JAKARTA (riaupeople) – Ketua Meranti Centre di Jakarta, Firdaus menegaskan Bupati Kepulauan Meranti, Irwan Nasir dan DPRD Kepulauan Meranti dinilai tidak peduli terhadap nasib warga Pulau Padang yang menjadi korban kebijakan Hutan Tanaman Industri (HTI) PT Riau Pulp Andalan dan Paper (RAPP) di Meranti. ” Kalau memang Bupati Kepulauan Meranti Irwan Nasir dan Ketua DPRD Meranti Nafizoh peduli terhadap nasib warga Pulau Padang, dia pasti akan ke Jakarta melakukan aksi jahit mulut bersama kami-kami. Tetapi kecenderungannya bupati dan DPRD lebih berpihak kepada PT RAPP ketimbang warga Pulau Padang yang tidak memiliki uang. Kalau berpihak warga Pulau Padang tidak akan ke Jakarta,” ujar Firdaus di Jakarta, Senin (19/12/11).

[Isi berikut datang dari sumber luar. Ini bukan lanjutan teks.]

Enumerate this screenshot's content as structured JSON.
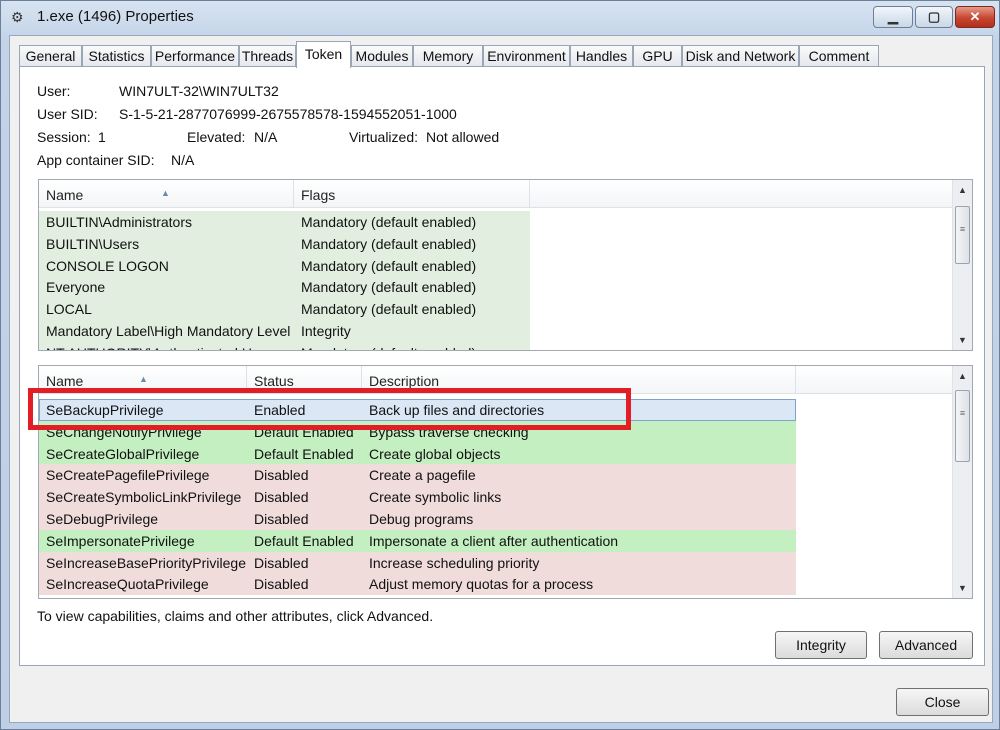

Firdaus yang juga bertindak sebagai Juru Bicara Forum Komunikasi Masyarakat Penyelematan Pulau Padang (FKMP3) ini sebagaimana diberitakan riauterkini.com menyebutkan aksi jahit mulut ditempuh karena mereka sudah tidak tahu lagi kemana harus mengadu.
Irwan Nasir selaku Bupati Kepulauan Meranti diminta agar ikut mendorong pencabutan SK Menhut No.327 Tahun 2009 kendatipun tidak terlibat langsung dalam pemberian rekomendasi. Pasalnya, saat rekomendasi diterbitkan Meranti masih bergabung dengan Bengkalis atau sebelum dilakukan pemekaran. ” RAPBD Meranti hampir Rp 1 triliun, sehingga tidak perlu lagi berharap uang dari PT RAPP. Sebagai bupati yang dipilih oleh rakyat, harusnya peka kepentingan rakyat. Irwan Nasir tetap harus bertanggungjawab terhadap warga Pulau Padang yang melakukan aksi jahit mulut di Jakarta,” tegasnya.

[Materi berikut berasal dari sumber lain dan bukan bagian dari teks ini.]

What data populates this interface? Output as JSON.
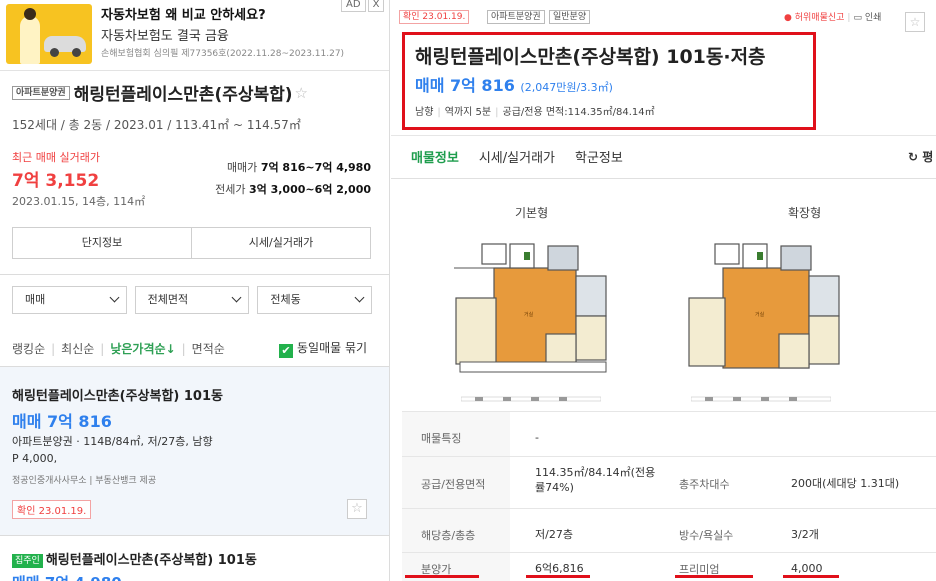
{
  "ad": {
    "title": "자동차보험 왜 비교 안하세요?",
    "subtitle": "자동차보험도 결국 금융",
    "note": "손해보험협회 심의필 제77356호(2022.11.28~2023.11.27)",
    "badge": "AD",
    "close": "X"
  },
  "complex": {
    "type_tag": "아파트분양권",
    "name": "해링턴플레이스만촌(주상복합)",
    "star": "☆",
    "meta": "152세대 / 총 2동 / 2023.01 / 113.41㎡ ~ 114.57㎡",
    "recent_label": "최근 매매 실거래가",
    "recent_price": "7억 3,152",
    "recent_date": "2023.01.15, 14층, 114㎡",
    "sale_label": "매매가",
    "sale_value": "7억 816~7억 4,980",
    "jeonse_label": "전세가",
    "jeonse_value": "3억 3,000~6억 2,000",
    "buttons": [
      "단지정보",
      "시세/실거래가"
    ]
  },
  "filters": [
    "매매",
    "전체면적",
    "전체동"
  ],
  "sort": {
    "items": [
      "랭킹순",
      "최신순",
      "낮은가격순↓",
      "면적순"
    ],
    "active_index": 2,
    "group_label": "동일매물 묶기",
    "check": "✔"
  },
  "listing1": {
    "title": "해링턴플레이스만촌(주상복합) 101동",
    "price": "매매 7억 816",
    "desc": "아파트분양권 · 114B/84㎡, 저/27층, 남향",
    "premium": "P 4,000,",
    "agent": "정공인중개사사무소 | 부동산뱅크 제공",
    "confirm": "확인 23.01.19.",
    "star": "☆"
  },
  "listing2": {
    "tag": "집주인",
    "title": "해링턴플레이스만촌(주상복합) 101동",
    "price": "매매 7억 4,980"
  },
  "detail": {
    "confirm": "확인 23.01.19.",
    "tags": [
      "아파트분양권",
      "일반분양"
    ],
    "report": "허위매물신고",
    "print": "인쇄",
    "star": "☆",
    "title": "해링턴플레이스만촌(주상복합) 101동·저층",
    "price": "매매 7억 816",
    "price_per": "(2,047만원/3.3㎡)",
    "meta": [
      "남향",
      "역까지 5분",
      "공급/전용 면적:114.35㎡/84.14㎡"
    ],
    "tabs": [
      "매물정보",
      "시세/실거래가",
      "학군정보"
    ],
    "refresh": "↻ 평",
    "floorplans": [
      "기본형",
      "확장형"
    ]
  },
  "info_table": [
    {
      "label": "매물특징",
      "value": "-"
    },
    {
      "label": "공급/전용면적",
      "value": "114.35㎡/84.14㎡(전용률74%)",
      "label2": "총주차대수",
      "value2": "200대(세대당 1.31대)"
    },
    {
      "label": "해당층/총층",
      "value": "저/27층",
      "label2": "방수/욕실수",
      "value2": "3/2개"
    },
    {
      "label": "분양가",
      "value": "6억6,816",
      "label2": "프리미엄",
      "value2": "4,000"
    }
  ],
  "colors": {
    "accent_green": "#1e9d4d",
    "price_blue": "#2f80ed",
    "highlight_red": "#e0101a",
    "recent_red": "#f04040"
  }
}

Menurut Firdaus, selain itu pihak yang paling bertanggungjawab atas terbitnya SK Menhut no 327 tahun 2009 adalah Gubernur Riau Rusli Zainal, mantan Bupati Bengkalis Syamsurizal, mantan Wakil Bupati Norman Wahab. Karena ketiganya telah memberikan rekomendasi terhadap terbitnya SK tersebut yang kemudian dijadikan dasar bagi PT RAPP untuk melakukan operasionalnya di Pulau Padang. ” Ada tiga orang paling bertanggungjawab, yakni Syamsurizal, Norman Wahab dan Rusli Zainal. Mereka yang merekomendasikan izin untuk operasional PT RAPP. Seharusnya lahan Pulau Padang tidak boleh dijadikan HTI karena merupakan lahan gambut yang memiliki kedalaman 3 meter,” katanya.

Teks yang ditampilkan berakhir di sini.